A detailed analysis of Prologis's financial health and future prospects.

Prologis, Inc. (PLD) is a leading logistics company focused on real estate and strategic capital. The company boasts the largest global portfolio of publicly traded warehouses, spanning 1.2 billion square feet.

Despite experiencing a slowdown in rental rate increases from the peaks of 2021-2022, Prologis continues to see organic growth through higher renewal and new lease rates. The company's growth is supported by its extensive footprint and additional services, positioning it well to potentially outperform its industrial competitors.

Revenue goals

Prologis is leveraging its extensive scale to address customer logistics challenges, presenting a high-margin opportunity that could be worth $1-$1.5 billion over the long term. The company is diversifying its income streams beyond traditional real estate by expanding into logistics services, creating significant growth prospects.

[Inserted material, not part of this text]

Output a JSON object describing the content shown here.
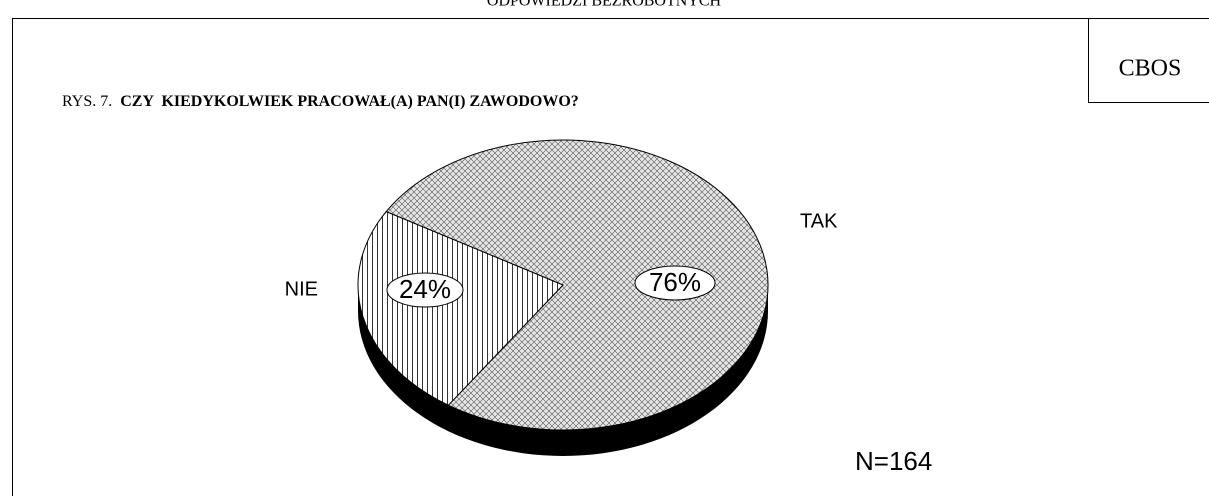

The acquisition of new customers from mergers and acquisitions in 2022-23 boosted its customer base to 6,700 customers, positioning the company to potentially hit its $1 billion revenue target by 2030.

Outlook maintained after Q2 results

For Q2 2024, Prologis reported core funds from operations (FFO) of $1.34 per diluted share, a decline from $1.83 per share the previous year but slightly above expectations. This year-over-year decrease reflects a challenging comparison due to a high promote income in the prior year.

Despite concerns over economic uncertainty and high interest rates, Prologis management has slightly raised its full-year core FFO guidance for 2024. The new guidance ranges from $5.39 to $5.47 per share, with the revised midpoint at $5.43 per share.

Although there was a drop in occupancy to 96.1% in Q2, the lowest measure in three years, there's potential for recovery in the latter half of the year as demand strengthens. This recovery could positively impact the 2024 core FFO.

Risk factors

Prologis experienced a decrease in period-end occupancy across most regions, reflecting a shift towards normalization in the logistics market after a strong demand period. Additionally, costs for property improvements and lease turnovers have increased due to a tight labor market and rising material costs, reflecting broader economic challenges. These factors could negatively impact the company's operations in the near to medium term.